Decided On December 23, 2011
Shiv Narayan Bansal Appellant
V/S
COMMISSIONER OF C. EX. Respondents

JUDGEMENT

(1.) LEARNED Counsel Shri Asthana submits that activity of carrying out job work was considered by Revenue as "manpower supply".

(2.) Such a misconception can be over -ruled by reading of the agreement at page 48 of the appeal folder which explains terms of agreement between the parties made on 2 -3 -2004. The agreement categorically show that appellant was to carry out the activity enumerated in Clause 3 thereof following the sequence mentioned therein and supported by the act carried out. By a proper construction of agreement one can infer that manufacturing activity carried out by the appellant is beyond the scope of Service Tax law to tax such activity. There was no 'manpower supply' when manufacturing was intended object of the agreement. Discharge of the contractual obligation under clause III of the agreement making manufacture of the fabric sack was agreed between parties. Therefore, the appellant shall not be liable to Service Tax as manpower provider.
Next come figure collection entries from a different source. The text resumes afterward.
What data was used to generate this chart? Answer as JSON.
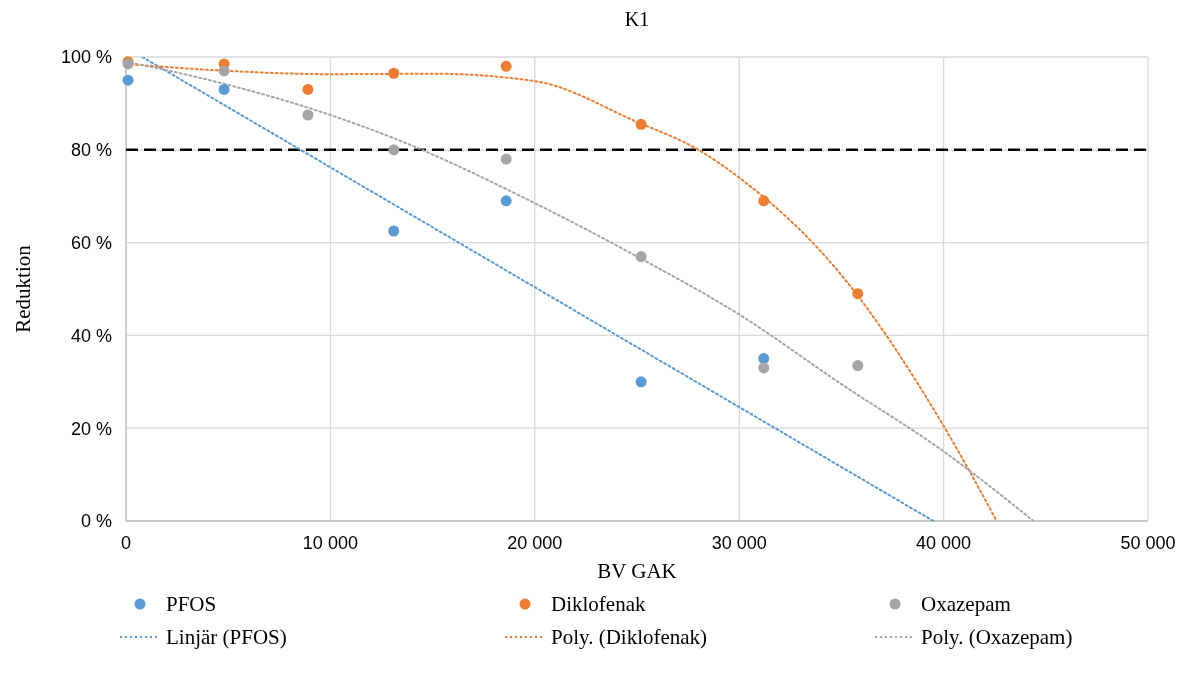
{
  "chart_data": {
    "type": "scatter",
    "title": "K1",
    "xlabel": "BV GAK",
    "ylabel": "Reduktion",
    "xlim": [
      0,
      50000
    ],
    "xticks": [
      {
        "value": 0,
        "label": "0"
      },
      {
        "value": 10000,
        "label": "10 000"
      },
      {
        "value": 20000,
        "label": "20 000"
      },
      {
        "value": 30000,
        "label": "30 000"
      },
      {
        "value": 40000,
        "label": "40 000"
      },
      {
        "value": 50000,
        "label": "50 000"
      }
    ],
    "ylim": [
      0,
      100
    ],
    "yticks": [
      {
        "value": 0,
        "label": "0 %"
      },
      {
        "value": 20,
        "label": "20 %"
      },
      {
        "value": 40,
        "label": "40 %"
      },
      {
        "value": 60,
        "label": "60 %"
      },
      {
        "value": 80,
        "label": "80 %"
      },
      {
        "value": 100,
        "label": "100 %"
      }
    ],
    "grid": true,
    "legend": "bottom",
    "marker": "circle",
    "ref_lines": [
      {
        "axis": "y",
        "value": 80,
        "color": "#000000",
        "line_style": "dashed"
      }
    ],
    "series": [
      {
        "name": "PFOS",
        "color": "#5b9bd5",
        "x": [
          100,
          4800,
          13100,
          18600,
          25200,
          31200
        ],
        "values": [
          95,
          93,
          62.5,
          69,
          30,
          35
        ]
      },
      {
        "name": "Diklofenak",
        "color": "#ed7d31",
        "x": [
          100,
          4800,
          8900,
          13100,
          18600,
          25200,
          31200,
          35800
        ],
        "values": [
          99,
          98.5,
          93,
          96.5,
          98,
          85.5,
          69,
          49
        ]
      },
      {
        "name": "Oxazepam",
        "color": "#a5a5a5",
        "x": [
          100,
          4800,
          8900,
          13100,
          18600,
          25200,
          31200,
          35800
        ],
        "values": [
          98.5,
          97,
          87.5,
          80,
          78,
          57,
          33,
          33.5
        ]
      },
      {
        "name": "Linjär (PFOS)",
        "type": "line",
        "color": "#5b9bd5",
        "marker": "none",
        "line_style": "dotted",
        "x": [
          800,
          39500
        ],
        "values": [
          100,
          0
        ]
      },
      {
        "name": "Poly. (Diklofenak)",
        "type": "line",
        "color": "#ed7d31",
        "marker": "none",
        "line_style": "dotted",
        "x": [
          0,
          5000,
          10000,
          15000,
          20000,
          25000,
          28000,
          30000,
          35000,
          40000,
          42600
        ],
        "values": [
          98.5,
          97,
          96.3,
          96.4,
          94.8,
          86,
          80,
          74,
          53,
          20.5,
          0
        ]
      },
      {
        "name": "Poly. (Oxazepam)",
        "type": "line",
        "color": "#a5a5a5",
        "marker": "none",
        "line_style": "dotted",
        "x": [
          0,
          5000,
          10000,
          13100,
          20000,
          25000,
          30000,
          35000,
          40000,
          44400
        ],
        "values": [
          99,
          94,
          87.5,
          82.5,
          68.5,
          57,
          44.5,
          29.5,
          15,
          0
        ]
      }
    ]
  }
}
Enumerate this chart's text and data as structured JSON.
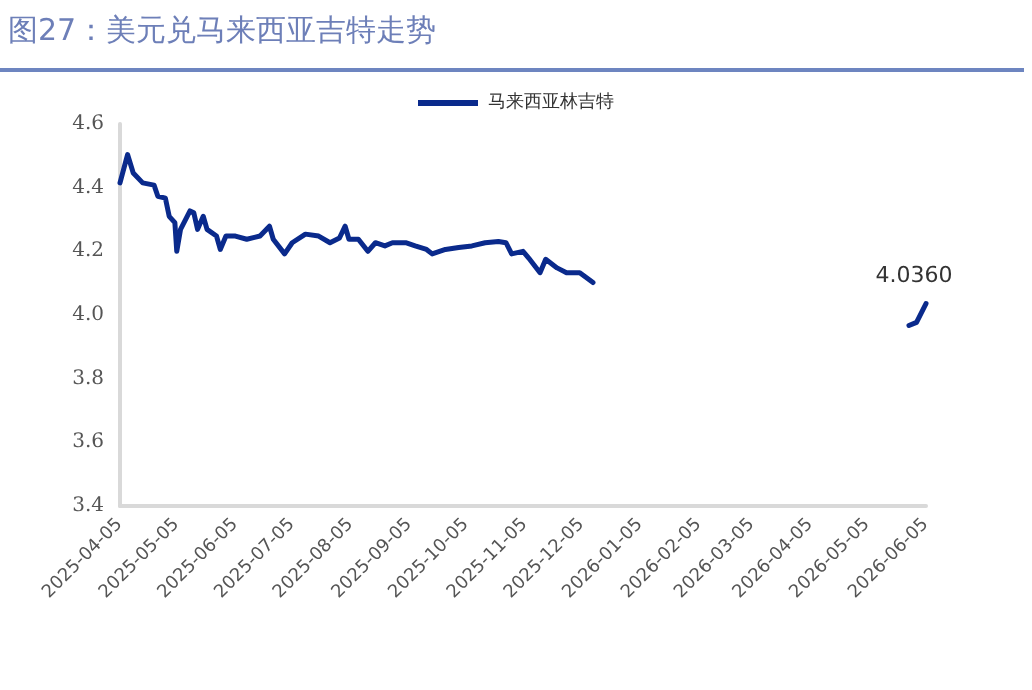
{
  "chart_data": {
    "type": "line",
    "title": "图27：美元兑马来西亚吉特走势",
    "x": [
      "2025-04-05",
      "2025-04-09",
      "2025-04-12",
      "2025-04-17",
      "2025-04-23",
      "2025-04-25",
      "2025-04-29",
      "2025-05-01",
      "2025-05-04",
      "2025-05-05",
      "2025-05-07",
      "2025-05-12",
      "2025-05-14",
      "2025-05-16",
      "2025-05-19",
      "2025-05-21",
      "2025-05-26",
      "2025-05-28",
      "2025-05-31",
      "2025-06-05",
      "2025-06-11",
      "2025-06-18",
      "2025-06-23",
      "2025-06-25",
      "2025-07-01",
      "2025-07-05",
      "2025-07-12",
      "2025-07-19",
      "2025-07-25",
      "2025-07-30",
      "2025-08-02",
      "2025-08-04",
      "2025-08-09",
      "2025-08-14",
      "2025-08-18",
      "2025-08-23",
      "2025-08-27",
      "2025-09-03",
      "2025-09-08",
      "2025-09-14",
      "2025-09-17",
      "2025-09-24",
      "2025-10-01",
      "2025-10-08",
      "2025-10-15",
      "2025-10-22",
      "2025-10-26",
      "2025-10-29",
      "2025-11-04",
      "2025-11-07",
      "2025-11-13",
      "2025-11-16",
      "2025-11-22",
      "2025-11-27",
      "2025-12-04",
      "2025-12-11",
      "2026-01-15",
      "2026-05-27",
      "2026-05-31",
      "2026-06-05"
    ],
    "series": [
      {
        "name": "马来西亚林吉特",
        "color": "#0a2a8c",
        "values": [
          4.415,
          4.504,
          4.446,
          4.415,
          4.408,
          4.373,
          4.367,
          4.31,
          4.29,
          4.2,
          4.269,
          4.327,
          4.321,
          4.269,
          4.31,
          4.269,
          4.248,
          4.206,
          4.248,
          4.248,
          4.238,
          4.248,
          4.279,
          4.238,
          4.192,
          4.227,
          4.254,
          4.248,
          4.227,
          4.242,
          4.279,
          4.238,
          4.238,
          4.2,
          4.227,
          4.217,
          4.227,
          4.227,
          4.217,
          4.206,
          4.192,
          4.206,
          4.212,
          4.217,
          4.227,
          4.231,
          4.227,
          4.192,
          4.2,
          4.179,
          4.133,
          4.175,
          4.148,
          4.133,
          4.133,
          4.102,
          null,
          3.967,
          3.977,
          4.036
        ],
        "value_labels": [
          null,
          null,
          null,
          null,
          null,
          null,
          null,
          null,
          null,
          null,
          null,
          null,
          null,
          null,
          null,
          null,
          null,
          null,
          null,
          null,
          null,
          null,
          null,
          null,
          null,
          null,
          null,
          null,
          null,
          null,
          null,
          null,
          null,
          null,
          null,
          null,
          null,
          null,
          null,
          null,
          null,
          null,
          null,
          null,
          null,
          null,
          null,
          null,
          null,
          null,
          null,
          null,
          null,
          null,
          null,
          null,
          null,
          null,
          null,
          "4.0360"
        ]
      }
    ],
    "xlim": [
      "2025-04-05",
      "2026-06-05"
    ],
    "xticks": [
      "2025-04-05",
      "2025-05-05",
      "2025-06-05",
      "2025-07-05",
      "2025-08-05",
      "2025-09-05",
      "2025-10-05",
      "2025-11-05",
      "2025-12-05",
      "2026-01-05",
      "2026-02-05",
      "2026-03-05",
      "2026-04-05",
      "2026-05-05",
      "2026-06-05"
    ],
    "ylim": [
      3.4,
      4.6
    ],
    "yticks": [
      {
        "value": 3.4,
        "label": "3.4"
      },
      {
        "value": 3.6,
        "label": "3.6"
      },
      {
        "value": 3.8,
        "label": "3.8"
      },
      {
        "value": 4,
        "label": "4.0"
      },
      {
        "value": 4.2,
        "label": "4.2"
      },
      {
        "value": 4.4,
        "label": "4.4"
      },
      {
        "value": 4.6,
        "label": "4.6"
      }
    ],
    "grid": false,
    "legend": "top",
    "marker": "none",
    "line_style": "solid"
  }
}
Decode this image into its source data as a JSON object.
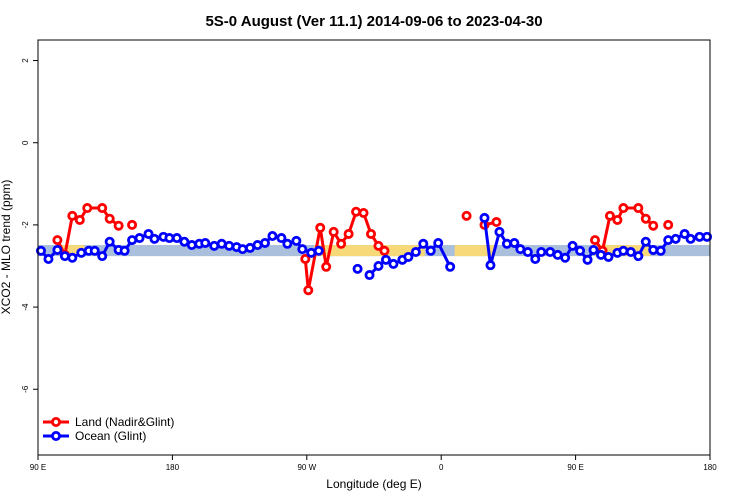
{
  "chart_data": {
    "type": "line",
    "title": "5S-0 August (Ver 11.1)   2014-09-06 to 2023-04-30",
    "x_label": "Longitude (deg E)",
    "y_label": "XCO2 - MLO trend (ppm)",
    "xlim": [
      90,
      540
    ],
    "xticks": [
      {
        "value": 90,
        "label": "90 E"
      },
      180,
      {
        "value": 270,
        "label": "90 W"
      },
      {
        "value": 360,
        "label": "0"
      },
      {
        "value": 450,
        "label": "90 E"
      },
      {
        "value": 540,
        "label": "180"
      }
    ],
    "ylim": [
      -7.6,
      2.5
    ],
    "yticks": [
      -6,
      -4,
      -2,
      0,
      2
    ],
    "legend": "bottom-left",
    "bands": [
      {
        "color": "#a9bfdc",
        "x": [
          90,
          540
        ],
        "y": [
          -2.76,
          -2.49
        ]
      },
      {
        "color": "#f7d97a",
        "x": [
          105,
          121
        ],
        "y": [
          -2.76,
          -2.49
        ]
      },
      {
        "color": "#f7d97a",
        "x": [
          275,
          349
        ],
        "y": [
          -2.76,
          -2.49
        ]
      },
      {
        "color": "#f7d97a",
        "x": [
          369,
          396
        ],
        "y": [
          -2.76,
          -2.49
        ]
      },
      {
        "color": "#f7d97a",
        "x": [
          463,
          500
        ],
        "y": [
          -2.76,
          -2.49
        ]
      }
    ],
    "series": [
      {
        "name": "Land (Nadir&Glint)",
        "color": "#ff0000",
        "x": [
          103,
          108,
          113,
          118,
          123,
          133,
          138,
          144,
          null,
          153,
          null,
          269,
          271,
          279,
          283,
          288,
          293,
          298,
          303,
          308,
          313,
          318,
          322,
          null,
          377,
          null,
          389,
          397,
          null,
          463,
          468,
          473,
          478,
          482,
          492,
          497,
          502,
          null,
          512
        ],
        "values": [
          -2.37,
          -2.73,
          -1.78,
          -1.88,
          -1.59,
          -1.59,
          -1.85,
          -2.02,
          null,
          -2.0,
          null,
          -2.83,
          -3.59,
          -2.07,
          -3.02,
          -2.17,
          -2.46,
          -2.22,
          -1.68,
          -1.71,
          -2.22,
          -2.51,
          -2.63,
          null,
          -1.78,
          null,
          -2.0,
          -1.93,
          null,
          -2.37,
          -2.63,
          -1.78,
          -1.88,
          -1.59,
          -1.59,
          -1.85,
          -2.02,
          null,
          -2.0
        ]
      },
      {
        "name": "Ocean (Glint)",
        "color": "#0000ff",
        "x": [
          92,
          97,
          103,
          108,
          113,
          119,
          124,
          128,
          133,
          138,
          144,
          148,
          153,
          158,
          164,
          168,
          174,
          178,
          183,
          188,
          193,
          198,
          202,
          208,
          213,
          218,
          223,
          227,
          232,
          237,
          242,
          247,
          253,
          257,
          263,
          267,
          273,
          278,
          null,
          304,
          null,
          312,
          318,
          323,
          328,
          334,
          338,
          343,
          348,
          353,
          358,
          366,
          null,
          389,
          393,
          399,
          404,
          409,
          413,
          418,
          423,
          427,
          433,
          438,
          443,
          448,
          453,
          458,
          462,
          467,
          472,
          478,
          482,
          487,
          492,
          497,
          502,
          507,
          512,
          517,
          523,
          527,
          533,
          538
        ],
        "values": [
          -2.63,
          -2.83,
          -2.61,
          -2.76,
          -2.8,
          -2.68,
          -2.63,
          -2.63,
          -2.76,
          -2.41,
          -2.61,
          -2.63,
          -2.37,
          -2.32,
          -2.22,
          -2.34,
          -2.29,
          -2.32,
          -2.32,
          -2.41,
          -2.49,
          -2.46,
          -2.44,
          -2.51,
          -2.46,
          -2.51,
          -2.54,
          -2.59,
          -2.56,
          -2.49,
          -2.44,
          -2.27,
          -2.32,
          -2.46,
          -2.39,
          -2.59,
          -2.68,
          -2.63,
          null,
          -3.07,
          null,
          -3.22,
          -3.0,
          -2.85,
          -2.95,
          -2.85,
          -2.78,
          -2.66,
          -2.46,
          -2.63,
          -2.44,
          -3.02,
          null,
          -1.83,
          -2.98,
          -2.17,
          -2.46,
          -2.44,
          -2.59,
          -2.66,
          -2.83,
          -2.66,
          -2.66,
          -2.73,
          -2.8,
          -2.51,
          -2.63,
          -2.85,
          -2.61,
          -2.73,
          -2.78,
          -2.68,
          -2.63,
          -2.66,
          -2.76,
          -2.41,
          -2.61,
          -2.63,
          -2.37,
          -2.34,
          -2.22,
          -2.34,
          -2.29,
          -2.29
        ]
      }
    ]
  }
}
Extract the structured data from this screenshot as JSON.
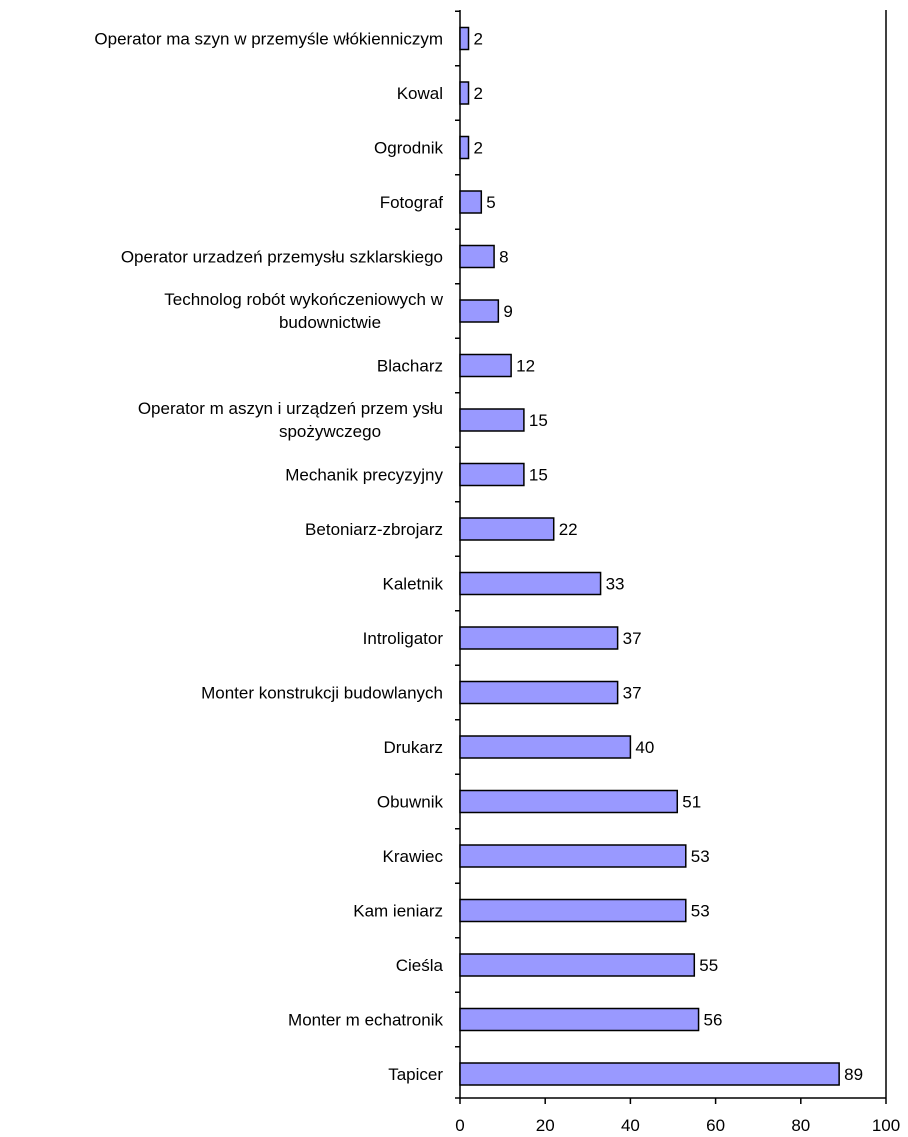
{
  "chart_data": {
    "type": "bar",
    "orientation": "horizontal",
    "categories": [
      [
        "Operator ma szyn w przemyśle włókienniczym"
      ],
      [
        "Kowal"
      ],
      [
        "Ogrodnik"
      ],
      [
        "Fotograf"
      ],
      [
        "Operator urzadzeń przemysłu szklarskiego"
      ],
      [
        "Technolog robót wykończeniowych w",
        "budownictwie"
      ],
      [
        "Blacharz"
      ],
      [
        "Operator m aszyn i urządzeń przem ysłu",
        "spożywczego"
      ],
      [
        "Mechanik precyzyjny"
      ],
      [
        "Betoniarz-zbrojarz"
      ],
      [
        "Kaletnik"
      ],
      [
        "Introligator"
      ],
      [
        "Monter konstrukcji budowlanych"
      ],
      [
        "Drukarz"
      ],
      [
        "Obuwnik"
      ],
      [
        "Krawiec"
      ],
      [
        "Kam ieniarz"
      ],
      [
        "Cieśla"
      ],
      [
        "Monter m echatronik"
      ],
      [
        "Tapicer"
      ]
    ],
    "values": [
      2,
      2,
      2,
      5,
      8,
      9,
      12,
      15,
      15,
      22,
      33,
      37,
      37,
      40,
      51,
      53,
      53,
      55,
      56,
      89
    ],
    "xlim": [
      0,
      100
    ],
    "xticks": [
      0,
      20,
      40,
      60,
      80,
      100
    ],
    "grid": false,
    "bar_color": "#9999ff",
    "border_color": "#000000"
  }
}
Hence, stay applications as well as appeal may be disposed of for no reason to keep that pending when terms of contract is clear. Learned DR vehemently objects to the above proposal. He submits that while object of the agreement at page 48 was to provide skilled labour for carrying out the activity and statutory liability under labour law was of the appellant in terms of the Clause 8, the appellant had employed labour and such act comes within the purview of manpower supply. Heard both sides and perused the records. We have gone through the finding of adjudicating authority and also the observations of the authorities at page 63 of the appeal folder, wherein the authorities had noted that: -

(3.) ON totality of the construction of the agreement at page 48 of the appeal folder without being read in piece -meal does not throw light to hold that the objective of the parties was to provide manpower only without carrying out manufacture. Had that been the objective, the appellant would have ceased to operate after supply of manpower. But that was not so. While object is clear from Clause 3 of agreement, that appears to be determining factor to decide incidence of tax under law.